Mahd
Allgemeines
Jedes Jahr sterben in der Schweiz mehrere Tausend Rehkitze bei der Grasernte. Weil sie sich bei Gefahr instinktiv ducken und still verhalten, werden sie beim Mähen leicht übersehen und geraten so in die rotierenden Messer.
Hierdurch werden sie getötet oder sogar lebendig verstümmelt, woran sie in der Folge qualvoll verenden. Neben Rehkitzen fallen regelmässig auch Katzen, Igel und weitere Kleintiere, in selteneren Fällen Feldhasen, kleine Wiesenbrüter und Füchse Mähwerken zum Opfer.
Pflichten der Landwirte
Es ist allgemein bekannt, dass das Mähen erntereifer Wiesen für Wild- und Haustiere eine grosse Gefahr darstellt. Dennoch werden jedes Jahr unzählige Tiere bei der Mahd getötet oder verstümmelt. Weil die Gefahr durch die Mahd überhaupt erst geschaffen wird, kommt Landwirten eine sogenannte Garantenstellung aus Ingerenz zu. Somit stehen sie in der Pflicht, ihre Wiese vorgängig nach Tieren abzusuchen oder absuchen zu lassen.
Vielerorts gibt es Anwohner, Tierschutzorganisationen oder auch Jagdvereine, die dies kostenlos übernehmen. Befindet sich das zu mähende Feld in der Nähe einer Siedlung, erscheint es zudem angezeigt, die Anwohner vor der Mahd informieren, sodass diese ihre freilaufenden Katzen im fraglichen Zeitraum im Haus behalten können. Wer diese Vorsichtsmassnahmen ausser Acht lässt und dabei Tiere verletzt oder tötet, macht sich strafbar und muss mit rechtlichen Konsequenzen rechnen.
Strafe wegen Tierquälerei
Das Tierschutzgesetz (TSchG) hält fest, dass mit Freiheitsstrafe bis zu drei Jahren oder Geldstrafe bestraft wird, wer ein Tier misshandelt, vernachlässigt, es unnötig überanstrengt, dessen Würde in anderer Weise missachtet, qualvoll oder aus Mutwillen tötet. Dies ist zweifellos erfüllt, wenn Tiere durch das Mähwerk zu Tode kommen oder verstümmelt werden.

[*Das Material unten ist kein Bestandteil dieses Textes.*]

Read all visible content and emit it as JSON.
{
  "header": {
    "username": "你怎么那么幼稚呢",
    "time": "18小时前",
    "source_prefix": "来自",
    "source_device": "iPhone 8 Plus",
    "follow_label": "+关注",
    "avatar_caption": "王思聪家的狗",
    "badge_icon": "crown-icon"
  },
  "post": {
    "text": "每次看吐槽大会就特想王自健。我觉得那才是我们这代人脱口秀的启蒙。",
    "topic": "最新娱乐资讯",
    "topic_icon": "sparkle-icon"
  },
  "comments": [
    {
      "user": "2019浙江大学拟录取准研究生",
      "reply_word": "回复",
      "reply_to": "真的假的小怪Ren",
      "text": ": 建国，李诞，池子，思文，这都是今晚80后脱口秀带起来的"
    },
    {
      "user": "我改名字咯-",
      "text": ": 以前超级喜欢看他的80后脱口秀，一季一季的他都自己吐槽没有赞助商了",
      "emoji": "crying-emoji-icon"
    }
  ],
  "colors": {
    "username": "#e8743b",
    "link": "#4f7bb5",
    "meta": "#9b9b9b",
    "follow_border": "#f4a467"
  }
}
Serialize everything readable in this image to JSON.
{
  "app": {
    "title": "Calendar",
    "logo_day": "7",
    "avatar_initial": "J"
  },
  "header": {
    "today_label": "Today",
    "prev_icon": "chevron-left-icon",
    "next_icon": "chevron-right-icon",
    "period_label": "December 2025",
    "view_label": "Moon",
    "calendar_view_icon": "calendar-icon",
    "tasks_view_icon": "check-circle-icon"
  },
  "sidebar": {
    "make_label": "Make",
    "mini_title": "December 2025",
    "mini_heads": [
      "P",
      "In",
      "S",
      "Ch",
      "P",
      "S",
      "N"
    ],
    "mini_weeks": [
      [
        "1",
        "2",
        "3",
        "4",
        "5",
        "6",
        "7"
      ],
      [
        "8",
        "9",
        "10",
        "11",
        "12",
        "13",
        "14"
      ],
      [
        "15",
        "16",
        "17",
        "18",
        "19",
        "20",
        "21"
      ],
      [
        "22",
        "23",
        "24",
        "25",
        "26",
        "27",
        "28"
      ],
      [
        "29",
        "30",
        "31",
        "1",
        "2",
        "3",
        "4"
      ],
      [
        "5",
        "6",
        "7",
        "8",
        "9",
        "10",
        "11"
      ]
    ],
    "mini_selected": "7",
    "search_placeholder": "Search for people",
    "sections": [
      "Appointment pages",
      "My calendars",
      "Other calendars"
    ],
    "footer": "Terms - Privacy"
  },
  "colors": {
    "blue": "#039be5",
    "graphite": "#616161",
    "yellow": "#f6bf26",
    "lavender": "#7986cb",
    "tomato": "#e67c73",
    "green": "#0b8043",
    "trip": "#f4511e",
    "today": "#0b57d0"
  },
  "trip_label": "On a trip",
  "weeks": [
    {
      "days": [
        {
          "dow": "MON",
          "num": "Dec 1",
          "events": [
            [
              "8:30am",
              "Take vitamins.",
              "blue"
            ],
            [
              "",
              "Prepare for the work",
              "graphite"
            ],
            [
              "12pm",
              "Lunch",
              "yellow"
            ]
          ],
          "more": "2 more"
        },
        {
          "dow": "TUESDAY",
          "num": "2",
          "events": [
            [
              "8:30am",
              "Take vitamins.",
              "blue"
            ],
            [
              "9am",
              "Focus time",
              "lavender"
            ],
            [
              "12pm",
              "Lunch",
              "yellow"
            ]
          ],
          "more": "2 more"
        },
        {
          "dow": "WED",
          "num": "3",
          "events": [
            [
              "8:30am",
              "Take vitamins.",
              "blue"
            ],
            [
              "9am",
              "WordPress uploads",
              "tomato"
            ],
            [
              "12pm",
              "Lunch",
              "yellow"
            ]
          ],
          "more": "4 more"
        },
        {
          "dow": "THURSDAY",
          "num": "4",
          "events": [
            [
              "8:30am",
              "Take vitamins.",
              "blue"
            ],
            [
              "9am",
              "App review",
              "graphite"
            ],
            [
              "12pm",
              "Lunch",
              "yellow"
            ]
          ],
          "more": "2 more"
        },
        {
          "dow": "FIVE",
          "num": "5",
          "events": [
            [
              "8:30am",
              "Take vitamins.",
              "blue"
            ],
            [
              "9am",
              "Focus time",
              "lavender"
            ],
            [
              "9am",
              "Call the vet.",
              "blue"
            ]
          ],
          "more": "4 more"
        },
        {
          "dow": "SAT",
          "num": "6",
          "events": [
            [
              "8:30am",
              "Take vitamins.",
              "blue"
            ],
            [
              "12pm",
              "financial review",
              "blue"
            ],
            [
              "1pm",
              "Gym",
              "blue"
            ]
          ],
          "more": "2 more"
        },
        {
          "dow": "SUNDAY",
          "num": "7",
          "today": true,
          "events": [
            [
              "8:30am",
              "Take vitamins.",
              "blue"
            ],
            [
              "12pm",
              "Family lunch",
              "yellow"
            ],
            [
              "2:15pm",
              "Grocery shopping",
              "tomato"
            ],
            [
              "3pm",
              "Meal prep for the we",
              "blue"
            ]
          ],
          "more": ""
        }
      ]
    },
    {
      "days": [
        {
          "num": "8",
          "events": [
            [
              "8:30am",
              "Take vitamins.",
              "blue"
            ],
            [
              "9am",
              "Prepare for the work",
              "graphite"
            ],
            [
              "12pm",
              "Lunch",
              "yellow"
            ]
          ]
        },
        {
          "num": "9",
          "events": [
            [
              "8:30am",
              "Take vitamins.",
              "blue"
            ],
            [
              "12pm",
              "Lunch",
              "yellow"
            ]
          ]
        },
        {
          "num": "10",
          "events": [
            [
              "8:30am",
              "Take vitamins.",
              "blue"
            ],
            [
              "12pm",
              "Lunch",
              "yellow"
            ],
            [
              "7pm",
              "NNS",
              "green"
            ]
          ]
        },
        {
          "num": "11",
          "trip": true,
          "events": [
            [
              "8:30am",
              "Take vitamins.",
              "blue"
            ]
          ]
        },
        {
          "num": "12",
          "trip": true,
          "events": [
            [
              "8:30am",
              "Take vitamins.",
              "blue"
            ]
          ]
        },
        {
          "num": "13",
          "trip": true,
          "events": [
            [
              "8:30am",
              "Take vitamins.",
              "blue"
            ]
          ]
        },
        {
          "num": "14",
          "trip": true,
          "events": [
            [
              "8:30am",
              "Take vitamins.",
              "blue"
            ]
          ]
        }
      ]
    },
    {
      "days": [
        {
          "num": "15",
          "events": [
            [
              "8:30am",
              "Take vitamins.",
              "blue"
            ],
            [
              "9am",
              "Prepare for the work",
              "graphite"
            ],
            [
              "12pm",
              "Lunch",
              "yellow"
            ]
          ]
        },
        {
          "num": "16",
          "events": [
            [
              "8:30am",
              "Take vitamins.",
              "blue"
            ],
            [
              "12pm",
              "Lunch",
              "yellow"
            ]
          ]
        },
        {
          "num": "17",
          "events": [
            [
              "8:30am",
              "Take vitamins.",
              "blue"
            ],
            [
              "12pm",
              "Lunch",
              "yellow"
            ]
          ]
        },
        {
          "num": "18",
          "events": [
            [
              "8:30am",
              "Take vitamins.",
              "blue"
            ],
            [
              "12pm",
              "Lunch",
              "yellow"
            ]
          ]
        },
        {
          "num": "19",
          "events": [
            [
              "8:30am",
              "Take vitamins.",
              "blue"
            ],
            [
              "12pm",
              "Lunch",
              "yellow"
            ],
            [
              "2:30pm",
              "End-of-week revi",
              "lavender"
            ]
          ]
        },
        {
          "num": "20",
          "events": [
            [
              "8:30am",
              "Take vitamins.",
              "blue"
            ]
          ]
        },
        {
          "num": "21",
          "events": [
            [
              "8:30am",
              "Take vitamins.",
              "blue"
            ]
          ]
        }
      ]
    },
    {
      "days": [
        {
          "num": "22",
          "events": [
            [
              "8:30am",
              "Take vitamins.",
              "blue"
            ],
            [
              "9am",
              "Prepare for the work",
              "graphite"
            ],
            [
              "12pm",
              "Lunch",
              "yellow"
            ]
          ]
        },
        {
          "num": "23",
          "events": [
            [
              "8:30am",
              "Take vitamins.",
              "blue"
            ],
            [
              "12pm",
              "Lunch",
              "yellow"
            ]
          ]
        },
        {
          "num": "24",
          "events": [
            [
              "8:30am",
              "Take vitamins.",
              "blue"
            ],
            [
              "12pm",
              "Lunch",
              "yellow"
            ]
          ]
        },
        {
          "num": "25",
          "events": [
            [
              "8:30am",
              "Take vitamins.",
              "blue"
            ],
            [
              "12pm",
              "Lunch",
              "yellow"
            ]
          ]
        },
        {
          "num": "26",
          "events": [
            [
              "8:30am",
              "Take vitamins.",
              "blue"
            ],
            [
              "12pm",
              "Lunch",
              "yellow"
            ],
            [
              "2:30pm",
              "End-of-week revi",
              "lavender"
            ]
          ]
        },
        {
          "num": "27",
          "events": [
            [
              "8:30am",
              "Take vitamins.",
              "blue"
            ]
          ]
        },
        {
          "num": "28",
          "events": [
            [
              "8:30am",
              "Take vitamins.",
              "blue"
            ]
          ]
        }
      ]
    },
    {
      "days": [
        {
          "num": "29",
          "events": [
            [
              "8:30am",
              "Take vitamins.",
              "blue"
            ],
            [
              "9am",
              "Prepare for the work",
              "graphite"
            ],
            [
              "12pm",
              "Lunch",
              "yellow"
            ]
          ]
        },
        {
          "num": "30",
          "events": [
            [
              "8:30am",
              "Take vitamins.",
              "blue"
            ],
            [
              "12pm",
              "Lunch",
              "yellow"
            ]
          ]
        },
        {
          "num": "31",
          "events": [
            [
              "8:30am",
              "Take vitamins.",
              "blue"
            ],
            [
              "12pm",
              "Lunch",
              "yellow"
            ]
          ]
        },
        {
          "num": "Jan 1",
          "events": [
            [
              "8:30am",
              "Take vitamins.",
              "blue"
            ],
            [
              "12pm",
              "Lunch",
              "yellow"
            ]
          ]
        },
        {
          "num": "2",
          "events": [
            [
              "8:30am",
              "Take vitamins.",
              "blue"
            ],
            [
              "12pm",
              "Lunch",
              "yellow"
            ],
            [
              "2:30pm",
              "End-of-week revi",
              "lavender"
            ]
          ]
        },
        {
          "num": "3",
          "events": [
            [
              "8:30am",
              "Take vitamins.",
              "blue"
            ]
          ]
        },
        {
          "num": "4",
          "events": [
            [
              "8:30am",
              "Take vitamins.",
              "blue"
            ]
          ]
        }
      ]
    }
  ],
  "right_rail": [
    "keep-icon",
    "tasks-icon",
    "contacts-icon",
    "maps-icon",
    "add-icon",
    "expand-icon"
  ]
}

Damit macht sich ein Landwirt der Tierquälerei strafbar, wenn er ein Wirbeltier vermäht. Hat er zuvor jedoch alle zumutbaren Massnahmen getroffen, um dies zu verhindern, und kommt es dennoch zu einem Unfall mit Tieren, ist der Landwirt hierfür nicht zu bestrafen.
Strafe wegen Sachbeschädigung
Mit Freiheitsstrafe bis zu drei Jahren oder Geldstrafe wird bestraft, wer eine Sache, an der ein fremdes Eigentum besteht, schädigt, zerstört oder unbrauchbar macht. Obschon Tiere nicht mehr als Sachen gelten, sind einige Sachbestimmungen noch immer auf sie anwendbar.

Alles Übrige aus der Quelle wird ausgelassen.